The Vice President of Malawi Michael Usi has triggered another minor controversy, this time regarding his foreign visits.
Usi flew off to Turkmenistan on Monday for a conference with 43 people in his entourage (so the online reports say). And this has angered some Malawians – who are struggling with an economic crisis back home. They say how can the vice president be wasting valuable resources gallivanting away into the sunset, while we are failing to find money and food to look after our families. However, others say the news is false, and Usi in fact traveled with only 15 people. The other Malawians who traveled were sponsored by NGOs or other government departments, not the VP’s office.

Now, whatever you think of dear old Manganya (the name he used in his previous profession as a comedian), I think what you should be more concerned about is not necessarily how many people he took on his trip with him, but what added value each one of them will make. Yes, what will their attendance of the conference contribute, and what does the maths look like?
And here, let’s just be clear that I’m not supporting the idea of a president, vice president or indeed any high-ranking official taking a large contingent of minions as an entourage to some foreign trip. Of course I don’t like the idea of politicians making lots of expensive trips, when Malawi is already struggling with Forex shortages. Foreign trips may be glamorous or fun for politicians, but flying business class to attend such and such a conference, on the state’s budget isn’t exactly a definition of fiscal discipline.
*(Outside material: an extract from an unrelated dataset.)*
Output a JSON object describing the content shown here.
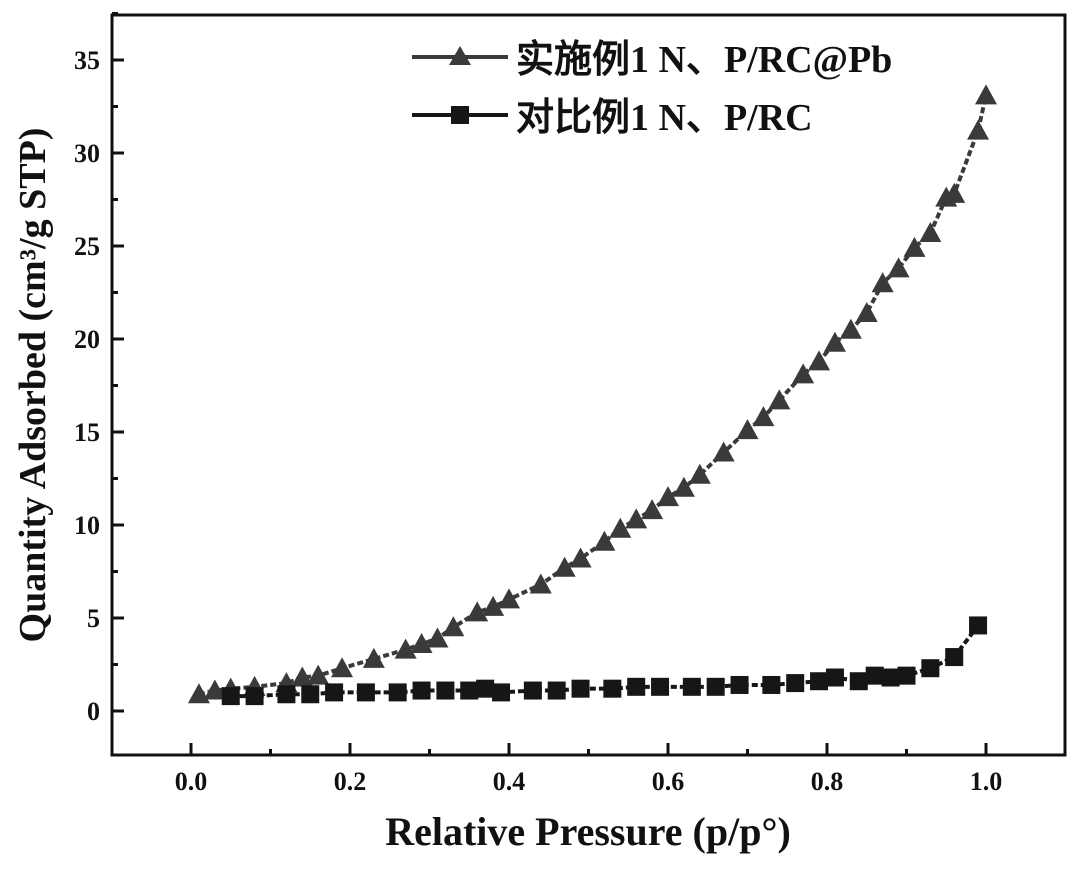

And that’s a problem. Because in Malawi, officials have been known to carelessly wander off into some distant land under the guise of official business – when they are in fact going on what is undoubtedly a state-sponsored holiday. Or more commonly, a shopping trip.
You had President Lazarus Chakwera flying off to London to attend a virtual conference – which was absurd, and temporarily made Malawi into a laughingstock. At least on X, the incredulity was discombobulating. And then, I think there’s been an incident where a team from some government department flew to Dubai for a capacity building exercise (when they could have invited the trainer who was conducting that training to Malawi – at a much lower cost).
So, what I’m I saying? What I’m saying is that there has to be a way to ensure that these trips add value, and do materialize into a list of tangible independently verifiable deliverables. Yes, the maths should add up.
Picture this: two or three business deals are signed during a visit (and afterwards the companies involved actually see through the agreement to fruition). A heads of agreement into an investments deal into Malawi is signed, educational outcomes (e.g. scholarships to 15 Malawian students) are made, markets for agricultural exports facilitated, even if such a transaction is merely trade in commodities (e.g. an order of 5,000 bags (50kg) of unprocessed sugar or groundnuts), maybe even some machinery locally manufactured in Turkmenistan is ordered – which will help add measurable efficiencies to some process back home.
Why is that picture so hard?
You want to see such tangible actions. These trips should count for something greater than the initial government expenditure on the trip. It makes foreign trips to be beneficial to Malawi, otherwise this habit of taking official foreign trips whose real benefit to Malawi cannot be quantified or ascertained isn’t in our best interest. Its wasteful, it needs to stop.